Menurut orang tua ada yang memberikan falsafah luhur terhadap Kujang sebagai ” Ku-Jang-Ji Rek nerusken padamelan sepuh karuhun urang (Janji untuk meneruskan perjuangan Sepuh karuhun urang/nenek moyang) “. Yaitu menegakkan cara ciri manusia yaitu welas asih (cinta kasih), Tata Krama (etika perilaku), Undak Usuk (etika berbahasa), Budi Daya Budi Basa, Wiwaha Yuda na Raga (Ngaji Badan), serta menegakkan cara ciri bangsa yaitu Rupa, Basa, Adat, Aksara dan Budaya.
“.. Prof. R. Roza Mintaredja, Saat Memperlihatkan Salah Satu Contoh Jenis Kujang Kiwari…” Photo By : Red NRMnews.com
Prof.R.Roza Mintaredja pimpinan Lembaga Adat Keraton Padjajaran di Bandung, yang ditemui redaksi NRMnews.com dalam suatu kesempatan, menyayangkan Kujang tidak sepopuler Keris.
Hal ini kemungkinan di karenakan kurangnya pemahaman masyarakat Sunda, terkait tentang Kujang itu sendiri, serta kurangnya peran serta masyarakat, dalam upaya turut mempopulerkan sekaligus mempromosikan Kujang tersebut.
Sebagai Lembaga Adat yang melembagai Hukum Adat Sunda dan Budaya Sunda, Lembaga Adat Keraton Padjajaran memperjuangkan agar Kujang dapat menjadi senjata yang masuk dalam kategori Pusaka, seperti Keris, sekaligus sebagai simbol masyarakat Sunda atau Jawa Barat, yang bukan hanya merupakan sebuah senjata biasa.
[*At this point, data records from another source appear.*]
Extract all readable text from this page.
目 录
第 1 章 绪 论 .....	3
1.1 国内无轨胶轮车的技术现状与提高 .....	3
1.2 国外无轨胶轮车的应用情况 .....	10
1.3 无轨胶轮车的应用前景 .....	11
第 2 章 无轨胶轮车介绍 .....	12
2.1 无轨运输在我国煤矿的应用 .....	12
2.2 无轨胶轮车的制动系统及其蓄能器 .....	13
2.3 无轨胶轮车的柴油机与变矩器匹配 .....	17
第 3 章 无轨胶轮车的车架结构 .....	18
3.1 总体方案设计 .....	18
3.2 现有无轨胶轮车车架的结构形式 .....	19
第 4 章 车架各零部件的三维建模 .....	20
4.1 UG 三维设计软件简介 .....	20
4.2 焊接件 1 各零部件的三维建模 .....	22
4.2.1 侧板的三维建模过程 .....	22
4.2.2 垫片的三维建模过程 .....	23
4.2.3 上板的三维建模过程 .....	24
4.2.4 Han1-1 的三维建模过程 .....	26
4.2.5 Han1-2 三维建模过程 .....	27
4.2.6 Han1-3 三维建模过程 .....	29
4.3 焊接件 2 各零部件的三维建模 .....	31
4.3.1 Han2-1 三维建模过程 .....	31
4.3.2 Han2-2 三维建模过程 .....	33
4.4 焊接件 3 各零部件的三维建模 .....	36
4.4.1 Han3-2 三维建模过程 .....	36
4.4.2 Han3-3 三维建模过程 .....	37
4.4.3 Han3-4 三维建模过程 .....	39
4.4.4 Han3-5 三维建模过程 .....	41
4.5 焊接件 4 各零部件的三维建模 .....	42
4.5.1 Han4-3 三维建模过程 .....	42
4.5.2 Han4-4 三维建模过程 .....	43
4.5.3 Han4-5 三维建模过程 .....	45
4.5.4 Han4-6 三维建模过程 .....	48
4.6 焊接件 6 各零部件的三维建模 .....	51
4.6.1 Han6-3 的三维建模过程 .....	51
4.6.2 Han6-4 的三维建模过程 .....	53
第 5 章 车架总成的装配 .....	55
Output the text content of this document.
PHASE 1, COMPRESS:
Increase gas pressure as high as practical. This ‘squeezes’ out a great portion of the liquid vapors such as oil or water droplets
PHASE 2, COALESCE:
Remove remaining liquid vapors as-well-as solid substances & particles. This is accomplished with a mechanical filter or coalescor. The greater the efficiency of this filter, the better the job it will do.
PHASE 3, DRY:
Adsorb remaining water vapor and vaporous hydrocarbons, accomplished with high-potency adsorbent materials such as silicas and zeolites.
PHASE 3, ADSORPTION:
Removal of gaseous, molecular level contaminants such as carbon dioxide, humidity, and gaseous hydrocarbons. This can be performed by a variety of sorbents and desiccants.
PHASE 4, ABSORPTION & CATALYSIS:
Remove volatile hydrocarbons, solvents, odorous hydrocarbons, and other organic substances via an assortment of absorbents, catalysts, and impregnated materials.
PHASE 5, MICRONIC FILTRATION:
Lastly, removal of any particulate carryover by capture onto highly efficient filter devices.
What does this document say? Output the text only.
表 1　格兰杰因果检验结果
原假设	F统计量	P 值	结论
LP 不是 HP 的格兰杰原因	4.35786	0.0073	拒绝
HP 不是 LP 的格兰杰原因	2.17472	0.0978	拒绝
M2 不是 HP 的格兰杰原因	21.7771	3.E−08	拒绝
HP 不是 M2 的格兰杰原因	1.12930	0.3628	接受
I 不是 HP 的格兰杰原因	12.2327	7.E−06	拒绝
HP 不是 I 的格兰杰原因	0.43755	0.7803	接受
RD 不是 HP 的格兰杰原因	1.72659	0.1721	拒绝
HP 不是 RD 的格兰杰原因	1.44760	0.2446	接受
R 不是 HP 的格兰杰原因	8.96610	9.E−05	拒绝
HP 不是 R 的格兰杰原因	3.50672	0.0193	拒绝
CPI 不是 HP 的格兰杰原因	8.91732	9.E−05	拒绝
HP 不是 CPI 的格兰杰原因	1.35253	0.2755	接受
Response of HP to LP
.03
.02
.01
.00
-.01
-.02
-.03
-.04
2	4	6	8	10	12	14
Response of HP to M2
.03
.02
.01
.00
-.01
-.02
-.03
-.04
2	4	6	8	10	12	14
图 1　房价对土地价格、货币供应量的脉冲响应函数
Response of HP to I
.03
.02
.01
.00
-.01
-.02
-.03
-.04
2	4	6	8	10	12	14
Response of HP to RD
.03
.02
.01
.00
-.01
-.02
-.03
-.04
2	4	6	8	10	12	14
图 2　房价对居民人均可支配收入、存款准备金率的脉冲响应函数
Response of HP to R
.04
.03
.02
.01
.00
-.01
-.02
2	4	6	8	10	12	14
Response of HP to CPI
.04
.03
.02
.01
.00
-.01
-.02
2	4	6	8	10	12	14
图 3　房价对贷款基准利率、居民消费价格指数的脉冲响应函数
Dan sekarang ini beberapa golongan masyarakat mulai banyak yang menyukai Kujang. Baik sebagai koleksi pusaka maupun koleksi souvenir. Dan bukan hanya orang Sunda yang menjadi kolektor, bahkan juga ada yang datang dari Jawa Tengah, Jawa Timur dan daerah lain. Namun memang belum semua lapisan masyarakat Sunda, kebanyakan mereka berasal dari kalangan Budayawan Sunda.